The Book Report — Quantum Journey
Howdy, kids! Welcome back to The Book Report.
Last week I gave a brief look at how Quantum Theory helped Michael Crichton come up with his time-travel adventure Timeline. This week I want to fall a little deeper into the rabbit hole, and return to an author I’ve blogged about previously: Neal Stephenson.
In the mid 1990s, engineer and inventor Danny Hills came up with the idea of building a 10,000 year clock as an icon to long term thinking. The clock came from an observation he had:
“When I was a child, people used to talk about what would happen by the year 02000. For the next thirty years they kept talking about what would happen by the year 02000, and now no one mentions a future date at all. The future has been shrinking by one year per year for my entire life. I think it is time for us to start a long-term project that gets people thinking past the mental barrier of an ever-shortening future. I would like to propose a large (think Stonehenge) mechanical clock, powered by seasonal temperature changes. It ticks once a year, bongs once a century, and the cuckoo comes out every millennium.” (The added zero in front of 2000 is used to resolve the deca-millennium bug, to keep digital clocks from resetting to zero in a little less than 8,000 years)
Hills and Stephenson chatted about the clock at a conference, and Stephenson came up with the idea of a series of rotating cylinders (“or cooler yet, spheres…”) with an opening in each.
Each cylinder/sphere would nest just within the next cylinder/sphere, and rotate at different speeds, such that the openings would line up to reveal whatever is at the center once every 10,000 years.
From this idea, Stephenson started thinking about his own millennial clock, and the seeds for his 2008 novel Anathem were planted.
The word “anathem” is a kind of mash-up of “anthem” and “anathema”, creating a word that means both words at the same time. The novel Anathem takes place on a world similar to earth in many ways. Readers will find many parallels with our own world, though it may take awhile to figure it out (such as realizing a “jeejah” is essentially a cell phone). The real heart of the novel takes place in the math.
But again, math has several different meanings in Anathem, and the heart of the novel takes place in each meaning of math. Arbre, the world Stephenson created, comes with several thousand years of history, and in that course of time, civilization fell and rebuilt itself three different times. One of the only constants to last through all three Great Sacks is a community of philosophical nuns and monks who live in a type of conceptual convent called (mashing up the two words and combining their meanings) a concent. The fraas and suurs (think friars and sisters) of the concent stay separated from the rest of the world, and just as a convent is designed to maintain the purity of belief, a concent is designed to maintain the purity of Knowledge. It’s quite an amazing and delicate system Stephenson writes, but for the purposes of this post I don’t want to delve in deeper into the workings of the concent. For a more complete list of Earth-Arbre correlations, go here.

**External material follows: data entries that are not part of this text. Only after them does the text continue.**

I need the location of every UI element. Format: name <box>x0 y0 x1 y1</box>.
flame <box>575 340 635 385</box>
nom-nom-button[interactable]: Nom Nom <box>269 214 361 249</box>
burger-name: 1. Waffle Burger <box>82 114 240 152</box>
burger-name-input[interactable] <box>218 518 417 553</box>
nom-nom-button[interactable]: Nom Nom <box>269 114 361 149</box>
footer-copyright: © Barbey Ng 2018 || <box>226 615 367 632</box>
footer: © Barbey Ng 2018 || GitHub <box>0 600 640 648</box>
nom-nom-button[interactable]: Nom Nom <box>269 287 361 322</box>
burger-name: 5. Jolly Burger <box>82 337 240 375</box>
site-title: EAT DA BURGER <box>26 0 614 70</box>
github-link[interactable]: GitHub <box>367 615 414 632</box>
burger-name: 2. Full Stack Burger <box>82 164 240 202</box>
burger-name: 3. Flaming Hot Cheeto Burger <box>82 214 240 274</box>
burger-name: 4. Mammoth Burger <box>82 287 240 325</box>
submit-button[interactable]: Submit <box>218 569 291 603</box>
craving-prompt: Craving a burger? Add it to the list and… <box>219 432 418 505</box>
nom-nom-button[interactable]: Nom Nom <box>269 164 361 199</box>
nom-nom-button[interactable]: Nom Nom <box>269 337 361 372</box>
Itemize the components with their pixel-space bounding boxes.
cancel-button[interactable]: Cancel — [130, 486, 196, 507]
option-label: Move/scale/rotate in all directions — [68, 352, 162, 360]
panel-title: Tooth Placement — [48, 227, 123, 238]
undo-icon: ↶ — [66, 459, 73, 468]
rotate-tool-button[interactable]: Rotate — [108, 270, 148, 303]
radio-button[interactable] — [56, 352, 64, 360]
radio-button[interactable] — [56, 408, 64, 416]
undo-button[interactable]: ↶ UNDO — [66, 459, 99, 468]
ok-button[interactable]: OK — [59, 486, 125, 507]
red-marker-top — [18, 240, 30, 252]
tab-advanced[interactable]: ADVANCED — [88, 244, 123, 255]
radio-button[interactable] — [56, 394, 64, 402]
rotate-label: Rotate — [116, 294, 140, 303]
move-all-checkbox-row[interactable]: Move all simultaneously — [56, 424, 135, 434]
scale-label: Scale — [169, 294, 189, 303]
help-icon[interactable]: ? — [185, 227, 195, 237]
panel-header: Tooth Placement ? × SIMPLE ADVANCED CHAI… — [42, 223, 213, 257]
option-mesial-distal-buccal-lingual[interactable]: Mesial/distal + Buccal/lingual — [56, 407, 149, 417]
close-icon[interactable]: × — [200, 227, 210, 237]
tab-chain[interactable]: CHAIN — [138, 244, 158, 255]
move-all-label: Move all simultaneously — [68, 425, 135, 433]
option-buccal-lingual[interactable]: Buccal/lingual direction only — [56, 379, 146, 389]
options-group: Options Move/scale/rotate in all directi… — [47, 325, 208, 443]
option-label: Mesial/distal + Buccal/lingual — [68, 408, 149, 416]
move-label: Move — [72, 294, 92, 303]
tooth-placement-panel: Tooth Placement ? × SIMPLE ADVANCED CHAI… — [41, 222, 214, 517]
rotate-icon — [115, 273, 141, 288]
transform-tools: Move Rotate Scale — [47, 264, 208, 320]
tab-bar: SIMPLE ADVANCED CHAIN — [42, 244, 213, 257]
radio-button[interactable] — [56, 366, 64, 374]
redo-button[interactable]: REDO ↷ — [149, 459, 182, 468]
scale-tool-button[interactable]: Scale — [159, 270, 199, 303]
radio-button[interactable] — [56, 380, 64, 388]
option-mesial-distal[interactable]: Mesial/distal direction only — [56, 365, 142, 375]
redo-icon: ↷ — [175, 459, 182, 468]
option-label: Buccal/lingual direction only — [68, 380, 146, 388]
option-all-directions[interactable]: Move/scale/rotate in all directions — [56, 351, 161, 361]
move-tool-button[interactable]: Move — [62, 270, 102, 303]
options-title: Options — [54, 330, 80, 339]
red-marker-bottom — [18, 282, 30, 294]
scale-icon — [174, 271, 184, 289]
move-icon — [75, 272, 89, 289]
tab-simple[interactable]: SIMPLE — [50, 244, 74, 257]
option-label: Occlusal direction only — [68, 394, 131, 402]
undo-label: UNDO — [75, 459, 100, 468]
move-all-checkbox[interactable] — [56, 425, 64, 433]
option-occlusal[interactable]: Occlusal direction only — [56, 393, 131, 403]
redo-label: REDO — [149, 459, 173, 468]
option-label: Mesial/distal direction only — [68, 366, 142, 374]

The Quantum theories that Anathem delve into are fascinating. One recurring theme in the novel deals with time, and influenced heavily by Julian Barbour’s novel The End of Time (pub. 1999), which makes the argument that time is an illusion from a physicists standpoint, shaped only by how we perceive our memories of the past and our hopes for the future.
The multiverse gets dealt with in Anathem as well, with special influence from David Deutsch’s book The Fabric of Reality (pub. 1997), who argues that the four main strands of science (quantum physics, evolution, computation, and knowledge) are not as unrelated as they appear.
One idea I found incredibly intriguing stems from Sir Roger Prenrose’s novel The Emperor’s New Mind (pub. 1989), where he makes the argument that the human brain is essentially a quantum computer. What it does is present a logical reason for some of the fantastical things that happen in the novel, putting a lot of science into science-fiction.
While I’m sure a lot of readers think that science is boring and more science in science-fiction takes the fun out of it, I could argue that it simply isn’t the case, but then we run into the problem of what is true for me isn’t true for everybody. I suppose that the best argument I can make is that just as epic high fantasy can be a more rewarding for some readers, but probably not all, epic high sci-fi will be a rich experience for some readers, but not all.
(And let me add that if you think that Twilight represents the pinnacle of vampire literature, you will probably find Anathem pretty boring.)
Anyway, give the book a read. I sincerely hope you’ll find it as entertaining and engrossing as I do.